Ich wollte nicht ins Wialtrama oder zu Jayden. Der Einzige, den ich an diesem Abend noch sehen wollte war Ludwig, aber ich wusste nicht, ob er Zuhause sein würde oder in diesem dreckigen Schuppen, also musste ich zuerst dort nachsehen.

Ich bog um die Ecke und lief die Hauptstraße entlang. Links der dunkle Wald und die Straße, rechts verdunkelte Häuser. So lief ich den Bürgersteig entlang und murmelte mich in meine dicke Jacke ein.

Eddie saß wie immer auf seinem Hocker, doch im Gegensatz zu sonst, stand er diesmal auf und kam auf mich zu. Ich schaute ihn verwirrt an und wollte an ihm vorbei, doch er hielt mich an Arm fest.
"Du bist hier nicht mehr erwünscht", teilte er mir mit und zog mich am Ärmel zurück zur Straße, woraufhin ich mich ihm entriss.

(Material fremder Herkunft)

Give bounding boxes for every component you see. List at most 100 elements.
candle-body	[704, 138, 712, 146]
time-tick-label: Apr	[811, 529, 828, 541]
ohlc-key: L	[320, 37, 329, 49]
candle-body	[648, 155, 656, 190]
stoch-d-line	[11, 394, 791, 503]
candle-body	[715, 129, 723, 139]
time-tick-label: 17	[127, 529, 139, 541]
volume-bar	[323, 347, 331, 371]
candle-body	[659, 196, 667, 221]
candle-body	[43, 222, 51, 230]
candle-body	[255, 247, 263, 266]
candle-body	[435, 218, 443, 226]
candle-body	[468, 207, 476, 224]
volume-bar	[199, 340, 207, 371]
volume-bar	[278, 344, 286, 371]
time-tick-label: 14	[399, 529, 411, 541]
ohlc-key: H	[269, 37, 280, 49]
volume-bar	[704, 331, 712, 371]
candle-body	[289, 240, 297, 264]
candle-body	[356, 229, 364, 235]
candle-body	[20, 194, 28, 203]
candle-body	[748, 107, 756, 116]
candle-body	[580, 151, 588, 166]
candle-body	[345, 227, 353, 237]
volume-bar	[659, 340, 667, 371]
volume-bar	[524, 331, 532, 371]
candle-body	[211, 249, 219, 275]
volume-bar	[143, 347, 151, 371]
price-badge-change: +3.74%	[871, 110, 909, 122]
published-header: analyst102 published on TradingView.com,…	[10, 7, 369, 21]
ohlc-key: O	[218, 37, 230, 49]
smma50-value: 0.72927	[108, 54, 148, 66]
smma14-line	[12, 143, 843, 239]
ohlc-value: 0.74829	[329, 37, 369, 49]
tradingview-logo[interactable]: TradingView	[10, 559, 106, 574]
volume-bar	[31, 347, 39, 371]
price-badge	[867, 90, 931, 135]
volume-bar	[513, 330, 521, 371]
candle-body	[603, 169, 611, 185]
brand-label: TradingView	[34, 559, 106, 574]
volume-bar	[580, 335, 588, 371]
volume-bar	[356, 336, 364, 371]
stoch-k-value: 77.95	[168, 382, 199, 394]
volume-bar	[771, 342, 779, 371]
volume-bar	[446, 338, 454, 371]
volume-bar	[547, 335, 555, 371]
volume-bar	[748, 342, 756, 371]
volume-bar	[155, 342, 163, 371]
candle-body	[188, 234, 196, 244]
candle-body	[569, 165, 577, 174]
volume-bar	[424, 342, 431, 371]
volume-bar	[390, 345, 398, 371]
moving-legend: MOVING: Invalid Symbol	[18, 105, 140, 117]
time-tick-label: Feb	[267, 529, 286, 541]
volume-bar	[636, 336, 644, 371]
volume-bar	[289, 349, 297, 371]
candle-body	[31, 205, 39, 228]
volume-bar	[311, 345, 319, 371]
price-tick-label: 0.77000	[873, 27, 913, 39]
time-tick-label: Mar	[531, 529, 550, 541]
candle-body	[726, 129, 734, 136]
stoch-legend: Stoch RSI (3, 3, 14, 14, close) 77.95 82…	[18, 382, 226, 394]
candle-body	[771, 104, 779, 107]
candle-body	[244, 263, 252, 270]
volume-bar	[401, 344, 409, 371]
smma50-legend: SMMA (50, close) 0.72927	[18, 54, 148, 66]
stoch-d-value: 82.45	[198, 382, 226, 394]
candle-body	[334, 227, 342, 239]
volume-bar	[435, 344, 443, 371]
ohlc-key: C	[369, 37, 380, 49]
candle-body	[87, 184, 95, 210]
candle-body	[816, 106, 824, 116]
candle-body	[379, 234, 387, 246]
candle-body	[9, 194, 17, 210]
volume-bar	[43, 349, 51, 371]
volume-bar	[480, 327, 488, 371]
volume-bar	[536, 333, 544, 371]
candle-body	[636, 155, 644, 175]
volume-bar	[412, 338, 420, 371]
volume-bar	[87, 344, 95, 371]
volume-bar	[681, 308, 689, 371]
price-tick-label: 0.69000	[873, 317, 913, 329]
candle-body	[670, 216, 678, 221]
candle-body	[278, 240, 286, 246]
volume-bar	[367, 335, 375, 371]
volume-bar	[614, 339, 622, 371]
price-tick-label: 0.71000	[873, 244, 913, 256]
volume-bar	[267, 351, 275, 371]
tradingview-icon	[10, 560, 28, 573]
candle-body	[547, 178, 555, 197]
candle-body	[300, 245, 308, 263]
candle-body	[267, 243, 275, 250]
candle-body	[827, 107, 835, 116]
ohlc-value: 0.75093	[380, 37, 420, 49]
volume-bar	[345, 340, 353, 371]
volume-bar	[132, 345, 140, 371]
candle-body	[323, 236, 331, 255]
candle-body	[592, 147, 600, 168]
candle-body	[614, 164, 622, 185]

"Wer sagt das?", fragte ich obwohl ich es schon wusste. Er dachte also wirklich, er könnte über mein Leben bestimmen. Ich schaute Eddie wütend entgegen, der mir keine Antwort gab.
"Dann sag mir wenigstens, ob Ludwig hier ist", forderte ich ihn auf und er schüttelte nur leicht den Kopf.

Hinter ihm sah ich plötzlich Chace und Jayden lachend aus dem Wialtrama kommen  und beide hatten schöne Frauen an ihrer Seite. Mir wurde bei schlecht beim Anblick dieser rauchenden, arroganten Idioten und ich wandte mich ab, um den Weg  zu Ludwig entlang zu laufen.

Mir ging während des Weges ein Gedanke nicht aus dem Kopf. Jayden war ein Wolf, also konnte er mich doch sicher von weitem riechen. Wieso kam er dann lachend mit einer Frau aus dem Club? Wollte er mich provozieren? Mir klar machen, dass ich als Mensch zu schlecht für ihn sei? Zu klein und unbedeutend?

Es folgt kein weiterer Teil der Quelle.